Ô combien mon cœur désirait cette fraîcheur, cette inaccessible beauté. Mon cœur, où brûlait cet été, n’est plus ivre de lumière. Désormais, un soleil noir trône de toute sa puissance sur mon âme et répand en moi ses rayons. Mon frère, me comprends-tu ? Je suis prisonnier de ma condition humaine, de cette horrible cage qui me condamne aux ténèbres.

J’ai cru au pouvoir du feu, à cet amour inconditionnel où le moi magnifie le nous ; mais je me suis brûlé de toute mon âme : le moi est incommunicable.
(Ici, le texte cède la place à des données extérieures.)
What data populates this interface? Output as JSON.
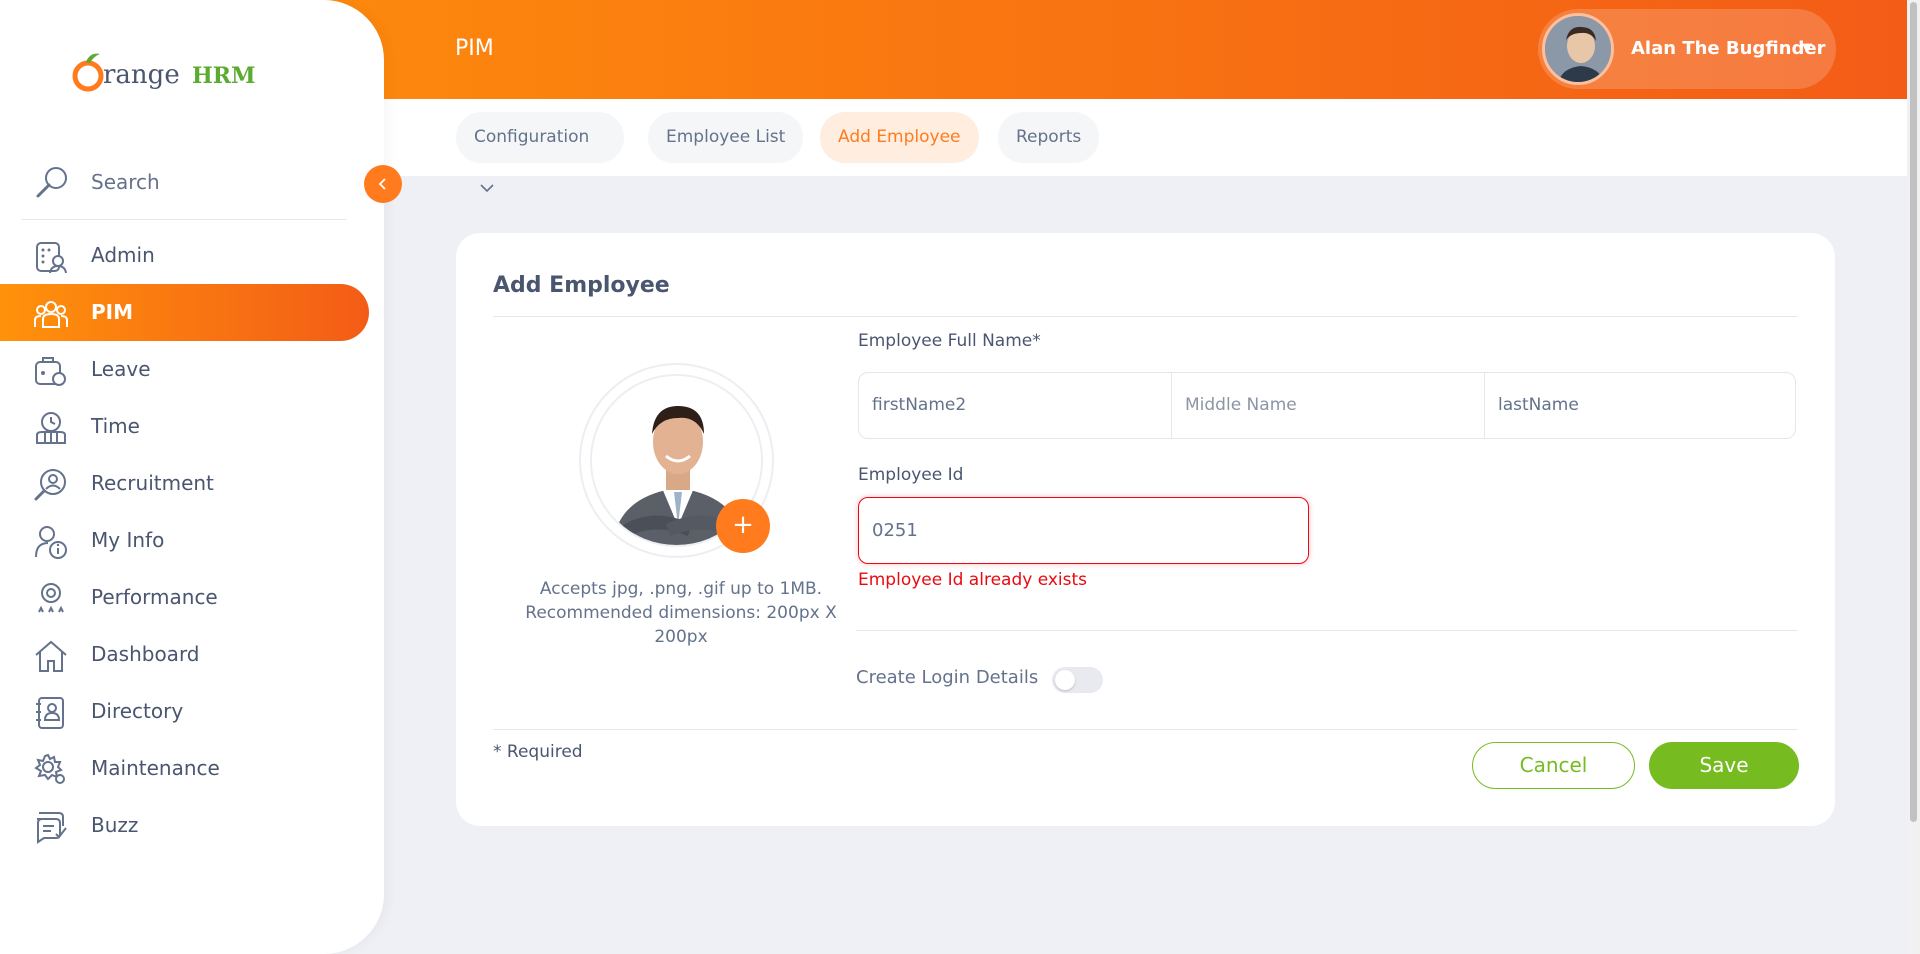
{
  "header": {
    "page_title": "PIM",
    "user_name": "Alan The Bugfinder",
    "caret_icon": "caret-down-icon"
  },
  "brand": {
    "logo_part1": "range",
    "logo_part2": "HRM",
    "accent": "#ff7b1d",
    "green": "#76bc21",
    "error": "#eb0910"
  },
  "sidebar": {
    "search_label": "Search",
    "items": [
      {
        "label": "Admin",
        "icon": "admin-icon"
      },
      {
        "label": "PIM",
        "icon": "pim-icon",
        "active": true
      },
      {
        "label": "Leave",
        "icon": "leave-icon"
      },
      {
        "label": "Time",
        "icon": "time-icon"
      },
      {
        "label": "Recruitment",
        "icon": "recruitment-icon"
      },
      {
        "label": "My Info",
        "icon": "my-info-icon"
      },
      {
        "label": "Performance",
        "icon": "performance-icon"
      },
      {
        "label": "Dashboard",
        "icon": "dashboard-icon"
      },
      {
        "label": "Directory",
        "icon": "directory-icon"
      },
      {
        "label": "Maintenance",
        "icon": "maintenance-icon"
      },
      {
        "label": "Buzz",
        "icon": "buzz-icon"
      }
    ]
  },
  "subnav": {
    "tabs": [
      {
        "label": "Configuration"
      },
      {
        "label": "Employee List"
      },
      {
        "label": "Add Employee",
        "active": true
      },
      {
        "label": "Reports"
      }
    ]
  },
  "form": {
    "title": "Add Employee",
    "photo_hint": "Accepts jpg, .png, .gif up to 1MB. Recommended dimensions: 200px X 200px",
    "full_name_label": "Employee Full Name*",
    "first_name_value": "firstName2",
    "middle_name_placeholder": "Middle Name",
    "last_name_value": "lastName",
    "employee_id_label": "Employee Id",
    "employee_id_value": "0251",
    "employee_id_error": "Employee Id already exists",
    "create_login_label": "Create Login Details",
    "create_login_enabled": false,
    "required_note": "* Required",
    "cancel_label": "Cancel",
    "save_label": "Save"
  }
}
J’avais choisi l’ardeur du plein soleil et son écrasante lumière pour m’y faire brasier mais le soleil du midi m’a mortellement blessé : l’expression la plus riche et la plus complète d’un moi devenu don aux autres est vaine car ces créatures à deux pieds et ingrates ne sauront jamais aimer. Je suis tel Icare face à l’idéal.

Ainsi, le feu est devenu cendres, les astres solaires des planètes plates, et le monde reste sourd à mes cris de détresse. Mon Théo, mon travail à moi, j’y risque ma vie et ma raison d’être y a sombré à moitié… Mais que veux-tu… ?*

Ton frère,

Vincent

*la dernière phrase est effectivement écrite par Vincent Van Gogh dans une lettre à son neveu avant de mourir.